I need to rant!!

So anyways my husband and I are trying to conceive first month In. As you can imagine I want sex a lot and a lot so keep putting myself out there and his like not keen. When I was on the pill for 8 years I wasn't overfly horny like 2-3 times week was enough so what his use to now. I'm saying everyday anyways so we jump in bed and I say take off your pants I'm already naked and I start giving him wristies and his like what the fuck. That's terrible "in so many words" I'm like I'm doing what I always do, anyways I changed technique and his like wtf it's weird. I get grumpy and say I always do this & roll over and we start arguing & then I start crying. Pretty much over nothing I just don't get it why say he wants to have kids and never wants sex and always rejecting me!! Don't get me wrong his amazing. I'm just stressed where going on our honeymoon in 3 weeks & I just want to be pregnant already :( I also seen a Clairevouyant (mind reader) who said I wouldn't be able to have kids or would struggle so this deffinitly bothered me and makes me want to try more! Since I'm 22 then if I find out I can't least then I won't be to old to do other options. It just makes me so mad.

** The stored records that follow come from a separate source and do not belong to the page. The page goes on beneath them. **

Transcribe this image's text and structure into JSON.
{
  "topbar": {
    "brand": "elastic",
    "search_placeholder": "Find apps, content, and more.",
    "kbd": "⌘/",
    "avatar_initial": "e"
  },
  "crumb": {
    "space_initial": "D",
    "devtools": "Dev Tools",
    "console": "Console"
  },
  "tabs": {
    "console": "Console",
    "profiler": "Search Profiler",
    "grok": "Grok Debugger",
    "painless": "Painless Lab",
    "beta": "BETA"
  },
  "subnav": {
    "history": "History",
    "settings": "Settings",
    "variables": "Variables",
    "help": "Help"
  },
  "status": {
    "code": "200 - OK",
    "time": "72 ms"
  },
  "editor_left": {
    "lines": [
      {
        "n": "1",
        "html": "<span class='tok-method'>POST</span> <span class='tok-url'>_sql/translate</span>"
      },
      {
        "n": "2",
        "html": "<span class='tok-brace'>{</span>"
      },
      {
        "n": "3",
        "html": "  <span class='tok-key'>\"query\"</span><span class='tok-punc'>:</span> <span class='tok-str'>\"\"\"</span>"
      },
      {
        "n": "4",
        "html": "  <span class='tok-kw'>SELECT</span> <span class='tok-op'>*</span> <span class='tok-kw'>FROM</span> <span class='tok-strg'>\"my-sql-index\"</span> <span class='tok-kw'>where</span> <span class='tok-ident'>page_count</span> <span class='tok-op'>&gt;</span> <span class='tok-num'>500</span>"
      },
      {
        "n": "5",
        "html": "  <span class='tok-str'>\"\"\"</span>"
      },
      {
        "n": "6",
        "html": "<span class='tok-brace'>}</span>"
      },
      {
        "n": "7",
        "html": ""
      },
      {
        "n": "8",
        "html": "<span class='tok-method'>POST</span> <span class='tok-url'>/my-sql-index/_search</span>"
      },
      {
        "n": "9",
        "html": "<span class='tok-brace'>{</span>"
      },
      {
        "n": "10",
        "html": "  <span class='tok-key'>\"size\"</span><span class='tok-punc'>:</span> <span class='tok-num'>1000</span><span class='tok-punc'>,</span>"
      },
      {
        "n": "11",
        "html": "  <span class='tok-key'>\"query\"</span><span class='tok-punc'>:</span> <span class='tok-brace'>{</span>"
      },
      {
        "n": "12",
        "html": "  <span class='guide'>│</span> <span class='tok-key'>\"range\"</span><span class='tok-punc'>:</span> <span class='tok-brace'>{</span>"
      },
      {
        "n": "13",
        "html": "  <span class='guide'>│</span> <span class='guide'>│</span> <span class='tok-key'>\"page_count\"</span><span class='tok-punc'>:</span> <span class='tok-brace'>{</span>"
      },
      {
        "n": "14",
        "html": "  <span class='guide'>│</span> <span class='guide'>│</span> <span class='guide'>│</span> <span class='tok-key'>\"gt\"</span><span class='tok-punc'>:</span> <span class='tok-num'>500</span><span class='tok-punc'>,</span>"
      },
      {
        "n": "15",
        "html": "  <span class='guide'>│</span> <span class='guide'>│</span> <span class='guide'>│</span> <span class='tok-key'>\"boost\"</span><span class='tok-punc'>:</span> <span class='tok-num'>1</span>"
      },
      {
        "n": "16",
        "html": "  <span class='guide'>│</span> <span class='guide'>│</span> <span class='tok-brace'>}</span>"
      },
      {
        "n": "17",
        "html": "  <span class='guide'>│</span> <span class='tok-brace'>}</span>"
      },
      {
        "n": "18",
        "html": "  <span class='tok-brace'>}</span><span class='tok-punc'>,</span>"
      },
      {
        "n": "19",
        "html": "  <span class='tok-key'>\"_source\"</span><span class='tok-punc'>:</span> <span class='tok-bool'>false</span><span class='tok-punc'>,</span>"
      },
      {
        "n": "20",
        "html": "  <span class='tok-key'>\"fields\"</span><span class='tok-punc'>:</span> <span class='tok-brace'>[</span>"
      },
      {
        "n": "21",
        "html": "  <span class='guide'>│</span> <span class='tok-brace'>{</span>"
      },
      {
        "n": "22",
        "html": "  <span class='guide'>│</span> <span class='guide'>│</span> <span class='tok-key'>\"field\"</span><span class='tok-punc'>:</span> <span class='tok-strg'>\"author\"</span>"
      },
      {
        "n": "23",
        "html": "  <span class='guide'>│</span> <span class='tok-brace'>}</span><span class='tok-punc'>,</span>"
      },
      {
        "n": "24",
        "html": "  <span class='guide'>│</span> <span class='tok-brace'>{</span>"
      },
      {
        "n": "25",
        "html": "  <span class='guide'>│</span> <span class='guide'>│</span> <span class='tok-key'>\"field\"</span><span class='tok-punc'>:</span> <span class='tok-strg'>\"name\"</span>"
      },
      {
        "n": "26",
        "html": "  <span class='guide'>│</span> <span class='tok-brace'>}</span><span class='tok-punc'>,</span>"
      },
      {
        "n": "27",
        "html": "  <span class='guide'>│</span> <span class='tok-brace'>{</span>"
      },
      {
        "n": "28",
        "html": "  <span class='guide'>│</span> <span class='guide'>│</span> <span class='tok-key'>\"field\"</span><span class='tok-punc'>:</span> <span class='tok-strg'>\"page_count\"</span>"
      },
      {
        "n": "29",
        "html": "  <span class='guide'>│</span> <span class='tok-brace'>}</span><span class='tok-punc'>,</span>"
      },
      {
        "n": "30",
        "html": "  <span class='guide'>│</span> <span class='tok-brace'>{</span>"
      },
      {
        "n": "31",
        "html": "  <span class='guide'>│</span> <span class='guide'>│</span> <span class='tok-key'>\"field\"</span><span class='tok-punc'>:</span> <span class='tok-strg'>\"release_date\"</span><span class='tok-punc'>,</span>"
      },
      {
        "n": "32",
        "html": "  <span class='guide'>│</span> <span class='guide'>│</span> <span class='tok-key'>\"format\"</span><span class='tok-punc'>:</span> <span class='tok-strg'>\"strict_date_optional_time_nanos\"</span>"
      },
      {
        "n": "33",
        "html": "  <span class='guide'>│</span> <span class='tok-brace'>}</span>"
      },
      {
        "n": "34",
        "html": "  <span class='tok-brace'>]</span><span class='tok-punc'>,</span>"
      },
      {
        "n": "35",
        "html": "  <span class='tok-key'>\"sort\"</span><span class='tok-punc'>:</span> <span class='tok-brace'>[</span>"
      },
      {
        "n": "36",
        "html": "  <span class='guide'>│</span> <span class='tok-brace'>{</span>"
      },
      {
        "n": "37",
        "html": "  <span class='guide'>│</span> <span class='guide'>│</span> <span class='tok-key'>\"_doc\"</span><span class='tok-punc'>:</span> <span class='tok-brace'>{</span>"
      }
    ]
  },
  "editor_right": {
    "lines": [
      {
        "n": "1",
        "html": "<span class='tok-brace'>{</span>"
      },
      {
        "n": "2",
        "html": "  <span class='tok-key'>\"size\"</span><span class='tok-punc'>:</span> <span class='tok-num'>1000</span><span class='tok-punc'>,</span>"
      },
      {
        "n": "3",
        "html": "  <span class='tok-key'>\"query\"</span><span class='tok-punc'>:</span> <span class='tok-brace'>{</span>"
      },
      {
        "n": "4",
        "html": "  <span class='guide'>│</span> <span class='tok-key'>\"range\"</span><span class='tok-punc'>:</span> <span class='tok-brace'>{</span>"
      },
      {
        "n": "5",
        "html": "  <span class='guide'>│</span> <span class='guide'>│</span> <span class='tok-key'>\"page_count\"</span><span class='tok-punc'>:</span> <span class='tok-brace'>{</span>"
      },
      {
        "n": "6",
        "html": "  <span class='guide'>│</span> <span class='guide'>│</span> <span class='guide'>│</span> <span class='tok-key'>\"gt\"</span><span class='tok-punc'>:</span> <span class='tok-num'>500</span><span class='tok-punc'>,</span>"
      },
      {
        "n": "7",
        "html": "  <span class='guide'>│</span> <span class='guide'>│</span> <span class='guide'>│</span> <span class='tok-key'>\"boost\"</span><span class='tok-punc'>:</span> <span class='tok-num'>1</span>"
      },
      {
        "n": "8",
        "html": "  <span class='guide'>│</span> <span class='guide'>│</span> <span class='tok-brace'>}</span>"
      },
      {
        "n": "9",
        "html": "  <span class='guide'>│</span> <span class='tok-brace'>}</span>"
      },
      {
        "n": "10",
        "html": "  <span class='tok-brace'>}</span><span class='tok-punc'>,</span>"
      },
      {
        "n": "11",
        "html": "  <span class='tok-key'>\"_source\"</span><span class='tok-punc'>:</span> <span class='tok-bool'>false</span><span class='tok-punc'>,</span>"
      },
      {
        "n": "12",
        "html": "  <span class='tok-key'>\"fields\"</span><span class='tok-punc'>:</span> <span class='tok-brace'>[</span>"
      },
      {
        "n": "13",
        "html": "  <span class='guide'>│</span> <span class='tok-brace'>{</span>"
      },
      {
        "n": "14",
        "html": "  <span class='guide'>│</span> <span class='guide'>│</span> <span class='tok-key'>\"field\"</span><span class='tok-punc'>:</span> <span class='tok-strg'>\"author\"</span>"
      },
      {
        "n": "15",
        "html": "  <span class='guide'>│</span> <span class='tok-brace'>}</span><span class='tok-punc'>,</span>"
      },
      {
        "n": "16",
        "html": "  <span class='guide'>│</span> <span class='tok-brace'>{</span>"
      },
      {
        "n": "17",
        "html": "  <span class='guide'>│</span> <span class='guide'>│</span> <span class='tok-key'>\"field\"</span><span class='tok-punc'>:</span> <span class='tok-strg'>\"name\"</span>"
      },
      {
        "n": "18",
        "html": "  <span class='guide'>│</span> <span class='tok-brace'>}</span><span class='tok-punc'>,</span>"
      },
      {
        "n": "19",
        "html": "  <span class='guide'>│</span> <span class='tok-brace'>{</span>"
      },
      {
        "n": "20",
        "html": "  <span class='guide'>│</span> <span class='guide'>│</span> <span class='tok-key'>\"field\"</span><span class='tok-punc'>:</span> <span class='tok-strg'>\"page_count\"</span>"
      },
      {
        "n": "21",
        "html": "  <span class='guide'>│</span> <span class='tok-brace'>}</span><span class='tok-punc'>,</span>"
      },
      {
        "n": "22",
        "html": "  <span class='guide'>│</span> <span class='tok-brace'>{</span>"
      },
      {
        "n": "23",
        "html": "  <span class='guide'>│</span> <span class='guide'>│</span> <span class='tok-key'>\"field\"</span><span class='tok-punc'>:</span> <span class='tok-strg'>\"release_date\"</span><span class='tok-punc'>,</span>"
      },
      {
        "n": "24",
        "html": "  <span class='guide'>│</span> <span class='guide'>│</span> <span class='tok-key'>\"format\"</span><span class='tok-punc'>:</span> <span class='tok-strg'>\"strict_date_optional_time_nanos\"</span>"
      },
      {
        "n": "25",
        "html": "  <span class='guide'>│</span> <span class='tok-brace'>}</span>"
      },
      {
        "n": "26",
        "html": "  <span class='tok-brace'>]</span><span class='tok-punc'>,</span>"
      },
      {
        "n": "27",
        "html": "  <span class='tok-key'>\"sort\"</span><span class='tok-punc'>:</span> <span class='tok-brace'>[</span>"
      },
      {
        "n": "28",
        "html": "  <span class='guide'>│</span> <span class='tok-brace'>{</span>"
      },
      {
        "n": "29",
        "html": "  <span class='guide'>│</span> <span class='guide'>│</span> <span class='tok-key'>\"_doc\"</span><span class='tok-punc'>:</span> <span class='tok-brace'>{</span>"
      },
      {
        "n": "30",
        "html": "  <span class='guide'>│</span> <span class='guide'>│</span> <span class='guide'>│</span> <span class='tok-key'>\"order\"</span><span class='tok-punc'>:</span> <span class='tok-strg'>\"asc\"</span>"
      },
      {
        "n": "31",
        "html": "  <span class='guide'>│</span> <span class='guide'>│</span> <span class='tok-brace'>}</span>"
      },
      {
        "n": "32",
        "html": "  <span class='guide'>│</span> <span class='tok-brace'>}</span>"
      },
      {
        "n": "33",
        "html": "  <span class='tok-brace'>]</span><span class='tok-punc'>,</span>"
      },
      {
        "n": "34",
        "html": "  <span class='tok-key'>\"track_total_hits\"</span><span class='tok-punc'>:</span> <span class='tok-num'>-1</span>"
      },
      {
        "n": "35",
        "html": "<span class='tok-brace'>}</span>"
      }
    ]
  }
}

I'm so busy I work flat out, running a business. & then study when I get home I still need to find 35 minutes for excercise & cook tea (when it's my turn) and seriously I just want something for me ! Iv never wanted something so badly../ Anyway I start ovulating on Sunday and I'm like we gotta have sex everyday which he had already agreeed to and now his all like no its to much we won't be able to everyday blah blah !!!!' I'm so sick of this ! I literally can not win!!! We have our own house - we built , where married, we have our own business together as well as I run a family company and he has a very good job. Why is this happening. Does he like not love me. We have been married 12 weeks I'm so frustrated and annoyed 😑😑😭😭😭 I don't get it 😭😭😭🤰. Thanks for reading any advice !!!